Q: What inspired you to write Hidden Treasures?
A: Hidden Treasures was inspired by a number of different things. I have long had a fascination with the events of the Second World War, and the lost artwork, and its possible whereabout intrigues me in particular.
Creating that element of Hidden Treasures was a lot of fun, trying to come up with an item that was small enough that it could be lost inadvertently, but that was also valuable enough to capture the imagination of historians alike.
Then, the story that spans the different generations comes from my experience as mother through adoption. It is impossible to consider that fact without considering also the other people involved: of course, my child, and her part in that, but also her birth mother’s story.
It is something I think about often, and strongly believe that her decision came from a place of love. That was something that I hoped to portray through Frances’s story, and the idea that sometimes people who take decisions that seem unimaginable do so for the very best of intensions.
Q: The novel alternates between the early 1980s and the present. Did you write the novel in the order in which it appears, or did you focus more on one time period before turning to the other?
A: It was a lot easier to try to write the present-day story first, and then create the back story, even though I had most of the story in mind when I started writing. But when two times lines weave so intricately as they do here, it is impossible not to go back and forth in the process, because one timeline always informs the other.
Q: How did you create your characters Frances, Harry, and Tabitha?
A: Harry and Tabitha came to me easily enough, and their characteristics seemed to grow the more they interacted.
Frances was more complicated, I think, and Benoit too.

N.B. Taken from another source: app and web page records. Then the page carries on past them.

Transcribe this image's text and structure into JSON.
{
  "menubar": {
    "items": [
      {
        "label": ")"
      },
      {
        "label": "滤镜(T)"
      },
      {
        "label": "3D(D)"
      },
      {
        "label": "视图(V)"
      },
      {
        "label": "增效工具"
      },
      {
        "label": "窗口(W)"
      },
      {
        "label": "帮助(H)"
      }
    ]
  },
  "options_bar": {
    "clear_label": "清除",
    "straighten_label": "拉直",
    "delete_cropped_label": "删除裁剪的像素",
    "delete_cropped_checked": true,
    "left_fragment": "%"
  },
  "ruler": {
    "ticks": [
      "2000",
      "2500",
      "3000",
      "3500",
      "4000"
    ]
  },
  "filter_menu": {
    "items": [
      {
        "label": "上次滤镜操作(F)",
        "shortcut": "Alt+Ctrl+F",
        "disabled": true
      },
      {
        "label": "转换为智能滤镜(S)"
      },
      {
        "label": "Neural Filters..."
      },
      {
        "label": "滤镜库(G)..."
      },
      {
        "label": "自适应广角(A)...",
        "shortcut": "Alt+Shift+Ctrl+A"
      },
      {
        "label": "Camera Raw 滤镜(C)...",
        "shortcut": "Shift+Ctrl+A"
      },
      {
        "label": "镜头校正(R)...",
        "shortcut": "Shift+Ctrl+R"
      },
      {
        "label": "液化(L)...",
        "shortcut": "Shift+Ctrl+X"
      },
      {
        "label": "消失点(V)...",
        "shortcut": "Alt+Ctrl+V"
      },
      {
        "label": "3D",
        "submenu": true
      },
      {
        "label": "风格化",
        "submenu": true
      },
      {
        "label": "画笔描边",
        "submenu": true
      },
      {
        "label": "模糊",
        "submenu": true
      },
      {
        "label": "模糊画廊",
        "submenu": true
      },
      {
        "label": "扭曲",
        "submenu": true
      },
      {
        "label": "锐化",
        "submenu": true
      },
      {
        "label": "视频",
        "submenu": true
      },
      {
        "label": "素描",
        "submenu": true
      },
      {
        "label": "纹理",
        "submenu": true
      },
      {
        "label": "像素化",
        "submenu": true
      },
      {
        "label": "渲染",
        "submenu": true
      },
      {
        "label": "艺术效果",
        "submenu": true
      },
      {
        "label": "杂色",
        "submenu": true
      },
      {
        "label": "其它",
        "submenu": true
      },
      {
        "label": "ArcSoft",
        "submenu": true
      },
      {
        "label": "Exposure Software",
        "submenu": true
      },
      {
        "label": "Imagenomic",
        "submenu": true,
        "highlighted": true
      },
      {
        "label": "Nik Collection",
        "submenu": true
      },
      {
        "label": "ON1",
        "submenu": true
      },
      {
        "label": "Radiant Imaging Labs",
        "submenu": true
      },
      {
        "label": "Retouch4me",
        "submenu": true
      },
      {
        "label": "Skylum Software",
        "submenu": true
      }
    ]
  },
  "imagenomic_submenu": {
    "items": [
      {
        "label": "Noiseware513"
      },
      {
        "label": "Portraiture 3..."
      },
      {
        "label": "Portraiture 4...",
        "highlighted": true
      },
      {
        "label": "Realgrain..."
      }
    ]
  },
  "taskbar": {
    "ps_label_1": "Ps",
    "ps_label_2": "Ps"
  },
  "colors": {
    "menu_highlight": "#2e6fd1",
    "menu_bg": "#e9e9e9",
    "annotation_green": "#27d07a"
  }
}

But I think there are some elements of their experience which are fundamental, such as what it feels like to fall in love, or to fall in love and know that it’s wrong.
I think many of us have these experiences, and so it was about channeling that into the characters, and then putting them together to see how it played out.
Q: What do you hope readers take away from the story?
A: Frances is really, for me, the heart of the story. I hope people can find a place to sympathize with her, and try to understand the decisions she took.
I also hope that people will think about how sometimes life is not black and white, that decisions and relationships are messy, and there is often little we can do to change that, and instead just have to find a way to work with it.
Q: What are you working on now?
A: I am currently working on a book in the women’s fiction genre. It explores the relationships we have with ourselves, how we must first love and accept ourselves before we can love others, the concept of what it might mean to love somebody forever, and what that might look like in reality.